In tale quadro, sarebbe stato opportuno da un lato estendere all’ascolto unilaterale le previsioni del codice di rito sulla audizione protetta del minore con uso di vetro specchio e impianto citofonico, proprio al fine di consentire una adeguata e non disturbante interazione tra esperto e inquirente, d’altro lato prevedere la registrazione audiovisiva o almeno fonica dell’esame, forma di documentazione che, imposta dalla Convenzione all’art 35 comma 2, non è stata invece prevista dalla legge di ratifica.
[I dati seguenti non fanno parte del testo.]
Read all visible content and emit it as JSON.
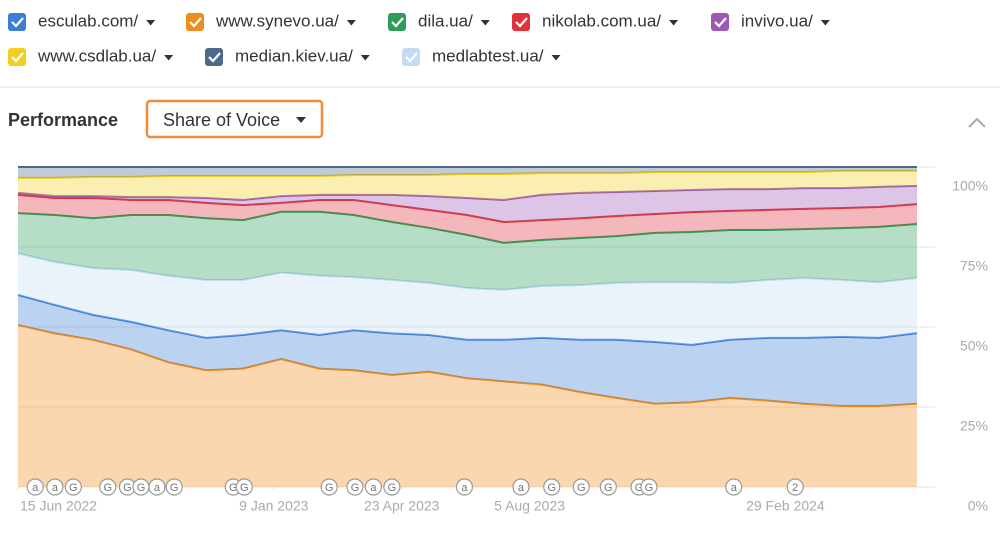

E si tratta di omissione assai inopportuna, perché all’esame unilaterale, senza contraddittorio, è connaturata un’assenza di garanzie che si può recuperare, al fine di consentire in seguito, alla difesa e al giudice, il vaglio a posteriori della attendibilità delle risposte, proprio con forme di documentazione più incisive e pregnanti (come rilevato dalla Cassazione nella sentenza n. 16981/2013 sopra ricordata), che invece il legislatore non ha previsto.

Una lacuna cui si potrà ovviare nella pratica con buone prassi, come quella di adottare, eventualmente attraverso la stipulazione di protocolli, modalità analoghe a quelle previste dall’art. 398, comma 5 ter c.p.p.